Welcome to the Gullah and the Gullah Islands. The Gullah Islands are historically a region that spanned the Coastal Plains and Sea Islands of North Carolina, South Carolina, Georgia and Florida- the whole area is also known as the Gullah Geechee Corridor. The residents are called the Gullahs and they are the descendants of the enslaved West Africans who lived in the region prior to and since the Civil War. They known for preserving their African cultural heritage and linguistics more than any other African American community in the United States. The Gullah language, called Geechee is a mix of English Creole that contain many African influenced words, grammar and sentence structure.
Most people are not aware that the vast majority of slaves arrived in America through the sea islands of South Carolina, the birthplace of our Gullah culture.

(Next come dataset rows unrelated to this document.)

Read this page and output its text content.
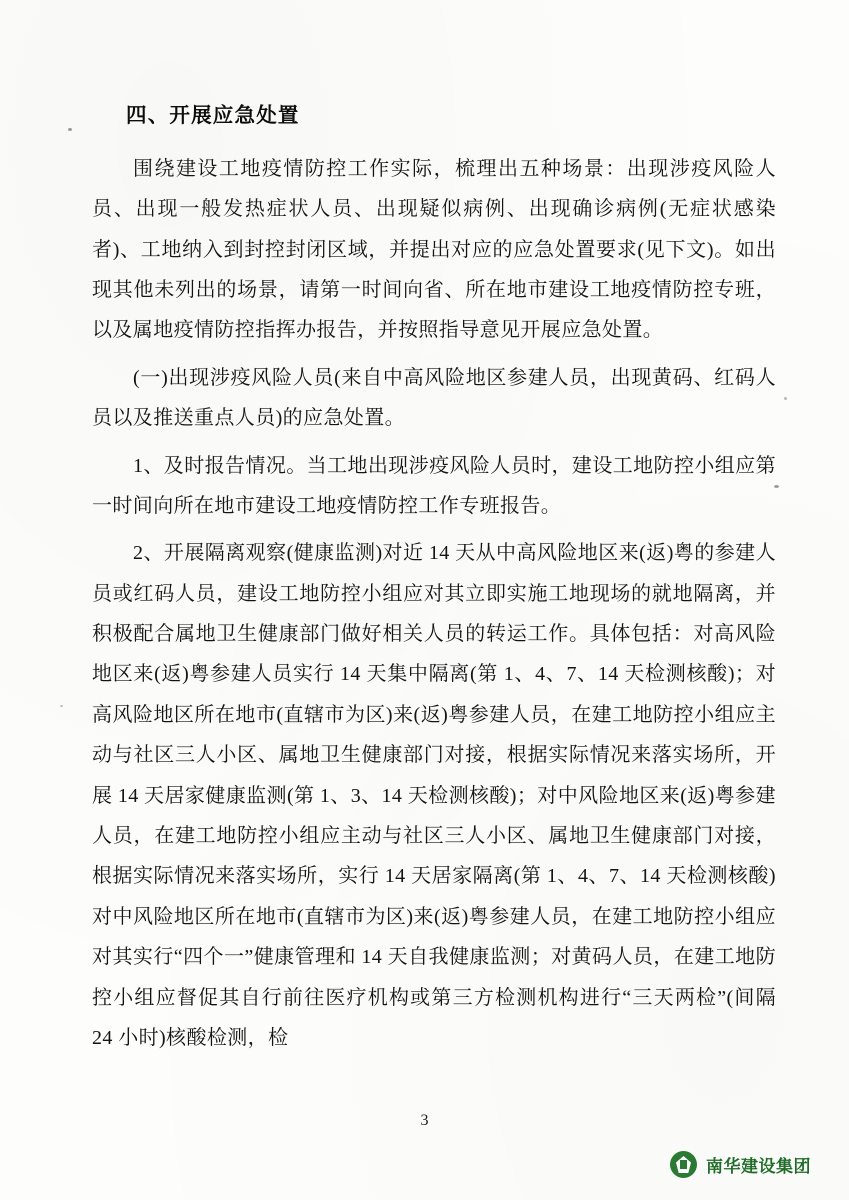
四、开展应急处置

围绕建设工地疫情防控工作实际，梳理出五种场景：出现涉疫风险人员、出现一般发热症状人员、出现疑似病例、出现确诊病例(无症状感染者)、工地纳入到封控封闭区域，并提出对应的应急处置要求(见下文)。如出现其他未列出的场景，请第一时间向省、所在地市建设工地疫情防控专班，以及属地疫情防控指挥办报告，并按照指导意见开展应急处置。

(一)出现涉疫风险人员(来自中高风险地区参建人员，出现黄码、红码人员以及推送重点人员)的应急处置。

1、及时报告情况。当工地出现涉疫风险人员时，建设工地防控小组应第一时间向所在地市建设工地疫情防控工作专班报告。

2、开展隔离观察(健康监测)对近 14 天从中高风险地区来(返)粤的参建人员或红码人员，建设工地防控小组应对其立即实施工地现场的就地隔离，并积极配合属地卫生健康部门做好相关人员的转运工作。具体包括：对高风险地区来(返)粤参建人员实行 14 天集中隔离(第 1、4、7、14 天检测核酸)；对高风险地区所在地市(直辖市为区)来(返)粤参建人员，在建工地防控小组应主动与社区三人小区、属地卫生健康部门对接，根据实际情况来落实场所，开展 14 天居家健康监测(第 1、3、14 天检测核酸)；对中风险地区来(返)粤参建人员，在建工地防控小组应主动与社区三人小区、属地卫生健康部门对接，根据实际情况来落实场所，实行 14 天居家隔离(第 1、4、7、14 天检测核酸)对中风险地区所在地市(直辖市为区)来(返)粤参建人员，在建工地防控小组应对其实行“四个一”健康管理和 14 天自我健康监测；对黄码人员，在建工地防控小组应督促其自行前往医疗机构或第三方检测机构进行“三天两检”(间隔 24 小时)核酸检测，检

3
南华建设集团
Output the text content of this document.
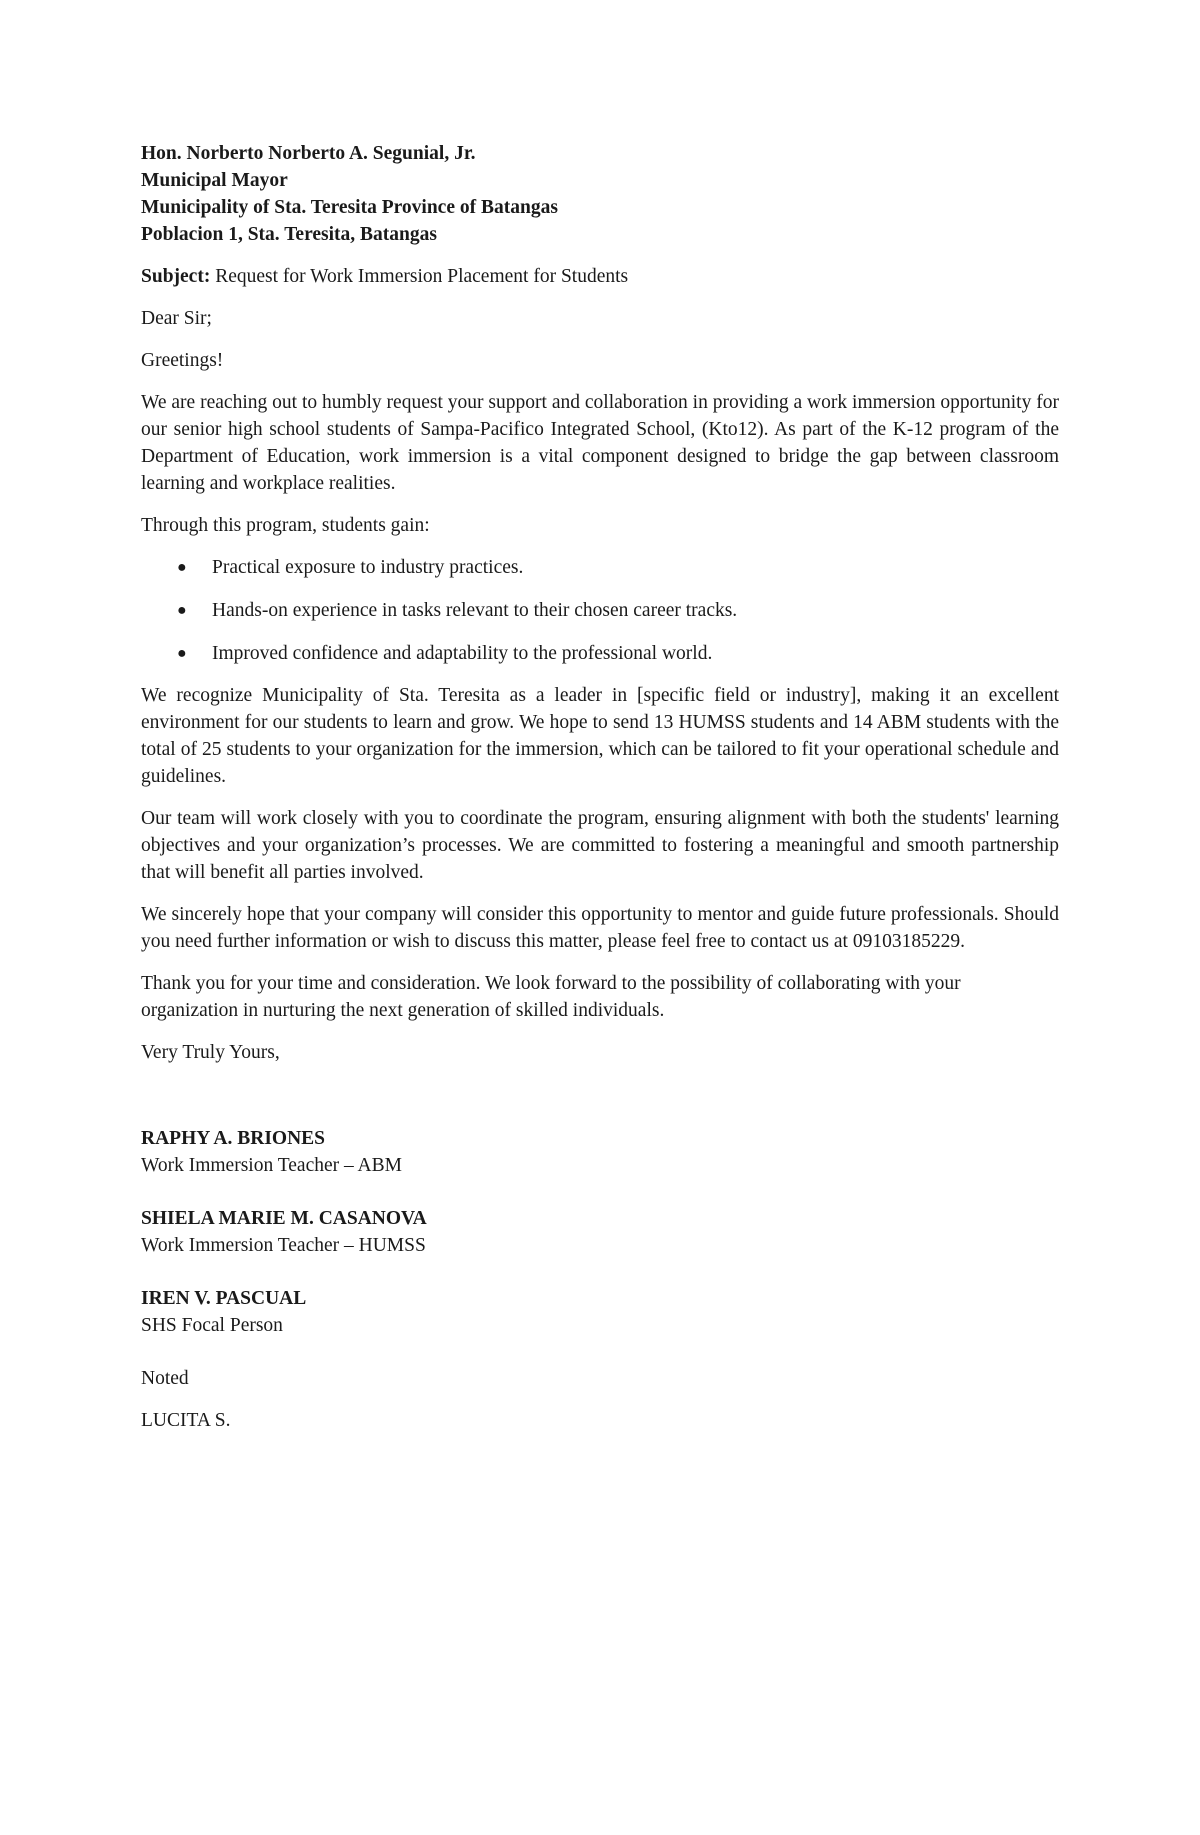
Hon. Norberto Norberto A. Segunial, Jr.

Municipal Mayor

Municipality of Sta. Teresita Province of Batangas

Poblacion 1, Sta. Teresita, Batangas

Subject: Request for Work Immersion Placement for Students

Dear Sir;

Greetings!

We are reaching out to humbly request your support and collaboration in providing a work immersion opportunity for our senior high school students of Sampa-Pacifico Integrated School, (Kto12). As part of the K-12 program of the Department of Education, work immersion is a vital component designed to bridge the gap between classroom learning and workplace realities.

Through this program, students gain:

● Practical exposure to industry practices.
● Hands-on experience in tasks relevant to their chosen career tracks.
● Improved confidence and adaptability to the professional world.

We recognize Municipality of Sta. Teresita as a leader in [specific field or industry], making it an excellent environment for our students to learn and grow. We hope to send 13 HUMSS students and 14 ABM students with the total of 25 students to your organization for the immersion, which can be tailored to fit your operational schedule and guidelines.

Our team will work closely with you to coordinate the program, ensuring alignment with both the students' learning objectives and your organization’s processes. We are committed to fostering a meaningful and smooth partnership that will benefit all parties involved.

We sincerely hope that your company will consider this opportunity to mentor and guide future professionals. Should you need further information or wish to discuss this matter, please feel free to contact us at 09103185229.

Thank you for your time and consideration. We look forward to the possibility of collaborating with your organization in nurturing the next generation of skilled individuals.

Very Truly Yours,

RAPHY A. BRIONES

Work Immersion Teacher – ABM

SHIELA MARIE M. CASANOVA

Work Immersion Teacher – HUMSS

IREN V. PASCUAL

SHS Focal Person

Noted

LUCITA S.
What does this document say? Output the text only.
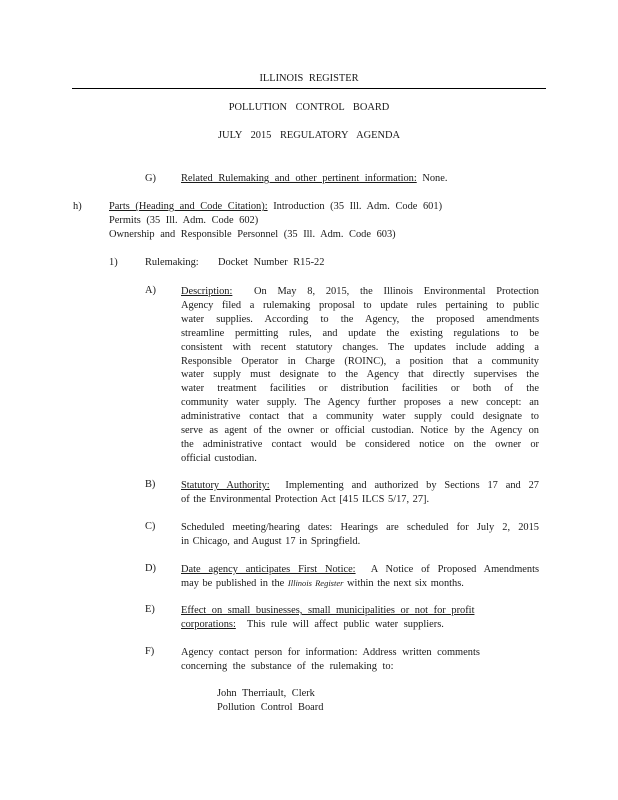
ILLINOIS REGISTER
POLLUTION CONTROL BOARD
JULY 2015 REGULATORY AGENDA
G) Related Rulemaking and other pertinent information: None.
h)	Parts (Heading and Code Citation): Introduction (35 Ill. Adm. Code 601)
Permits (35 Ill. Adm. Code 602)
Ownership and Responsible Personnel (35 Ill. Adm. Code 603)
1)	Rulemaking: Docket Number R15-22
A) Description: On May 8, 2015, the Illinois Environmental Protection
Agency filed a rulemaking proposal to update rules pertaining to public
water supplies. According to the Agency, the proposed amendments
streamline permitting rules, and update the existing regulations to be
consistent with recent statutory changes. The updates include adding a
Responsible Operator in Charge (ROINC), a position that a community
water supply must designate to the Agency that directly supervises the
water treatment facilities or distribution facilities or both of the
community water supply. The Agency further proposes a new concept: an
administrative contact that a community water supply could designate to
serve as agent of the owner or official custodian. Notice by the Agency on
the administrative contact would be considered notice on the owner or
official custodian.
B) Statutory Authority: Implementing and authorized by Sections 17 and 27
of the Environmental Protection Act [415 ILCS 5/17, 27].
C) Scheduled meeting/hearing dates: Hearings are scheduled for July 2, 2015
in Chicago, and August 17 in Springfield.
D) Date agency anticipates First Notice: A Notice of Proposed Amendments
may be published in the Illinois Register within the next six months.
E)	Effect on small businesses, small municipalities or not for profit
corporations: This rule will affect public water suppliers.
F)	Agency contact person for information: Address written comments
concerning the substance of the rulemaking to:
John Therriault, Clerk
Pollution Control Board
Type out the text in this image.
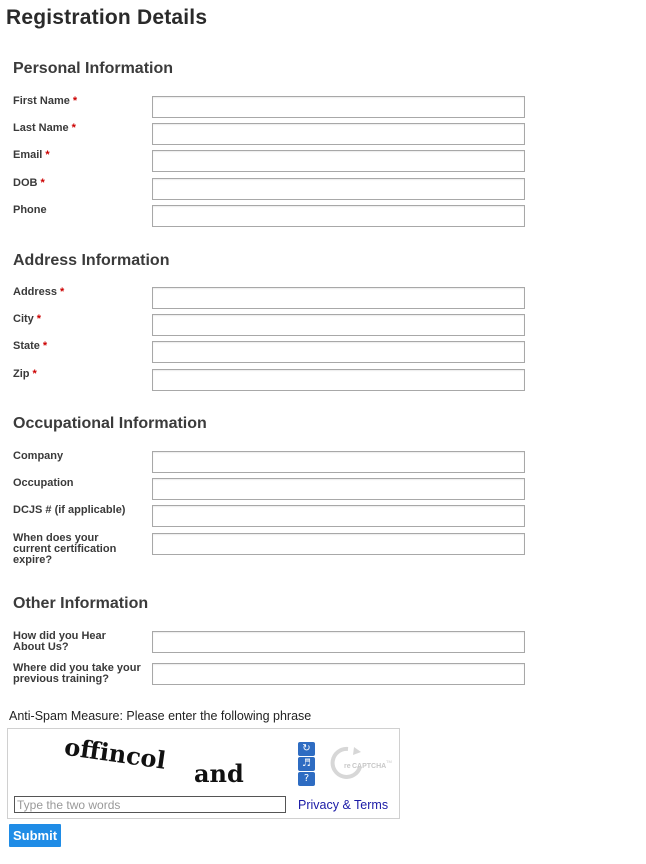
Registration Details
Personal Information
First Name *
Last Name *
Email *
DOB *
Phone
Address Information
Address *
City *
State *
Zip *
Occupational Information
Company
Occupation
DCJS # (if applicable)
When does your current certification expire?
Other Information
How did you Hear About Us?
Where did you take your previous training?
Anti-Spam Measure: Please enter the following phrase
offincol and
↻
♬
?
re CAPTCHA
TM
Type the two words
Privacy & Terms
Submit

Anita Singleton-Prather is changing that one story and performance at a time by showcasing and promoting the history of these treasured African Americans.
Singleton-Prather, is a native of the Sea Islands in Beaufort County, South Carolina and is known as The First Lady of Gullah™ . She’s a master storyteller, singer, actress, educator and historian, known along the South Carolina coast for her educational performances about Gullah History. She’s also the founder, director and producer of the musical performance group the Gullah Kinfolk. She plays a character, she created based on her grandmother called, “Aunt Pearlie Sue” who entertains and educates the audience with Gullah inspired folktales about the African experience in America for over the last ten years.
It is based on these performances and love of the Gullah culture that Singleton-Prather partnered with Ron Small to co- write and co-produce Circle Unbroken: A Gullah Journey from Africa to America. Part musical and part documentary, it chronicles the South Carolina Gullah history and culture in significant locations like parts of Sea Island and Beaufort, S.C. The documentary was picked up by PBS in 2015 for distribution nationwide on the network and will run for three years, ensuring as many people can partake of this rich heritage.